Successfully tackling such fundamental research challenges will only be possible through the combined efforts of top scientists from all over Europe. Most of the proposals announced today are backed by many companies and research funding agencies and hundreds of scientists.

They will also need the combined resources of the EU's Research Framework Programme, national and regional research programmes and industry. By comparison, an earlier initiative to fully map the human genome involved hundreds of scientists across the globe and cost more than US$ 3 billion (roughly €2.1 billion) over 13 years.

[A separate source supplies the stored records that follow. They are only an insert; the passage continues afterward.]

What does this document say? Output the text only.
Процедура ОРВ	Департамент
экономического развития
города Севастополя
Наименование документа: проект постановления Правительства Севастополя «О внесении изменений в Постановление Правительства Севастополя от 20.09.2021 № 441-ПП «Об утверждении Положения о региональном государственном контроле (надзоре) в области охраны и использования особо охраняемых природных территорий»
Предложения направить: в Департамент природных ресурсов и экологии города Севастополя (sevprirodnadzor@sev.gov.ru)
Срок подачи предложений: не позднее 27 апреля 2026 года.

FET flagship projects face similarly huge challenges, with equally impressive potential benefits.

Flagship competition: In 2010 the Commission invited Europe's scientists to identify challenges and propose projects. From the 21 proposals received, an expert panel selected the six initiatives with the strongest potential for realising scientific breakthroughs, and with the greatest impact on Europe's social and industrial challenges.

Future and Emerging Technologies (FET): FET is the incubator and pathfinder for new ideas and themes for long-term research in information and communication technologies (ICT).The programme is managed by the Commission's Information Society & Media Directorate-General. FET's mission is to go beyond the conventional boundaries of ICT and venture into uncharted areas, increasingly relying on collaboration with different scientific disciplines (like biology, chemistry, nanoscience, neuro- and cognitive science, ethnology, social science, economics) the arts and humanities.

The Future and Emerging Technologies programme began in 1989. Three recent Nobel Prize-winners, Theodor Hänsch, Albert Fert and Peter Grünberg, were all involved in FET-funded research projects.

FET is funded under the EU's Seventh Framework Programme (FP7). The European Commission is increasing the FP7 budget for FET research by 20% per year up from €100 million today, and Member States are invited to match this effort with similar increases. The Commission funds FET research with a total budget of €500 million for 2010-2013.

Cutting edge Future and Emerging Technologies are currently in the spotlight at FET 11 in Budapest (www.fet11.eu). This conference and exhibition on visionary, high risk and long-term research in information science and technology will seed new ideas across disciplines that will reshape the future.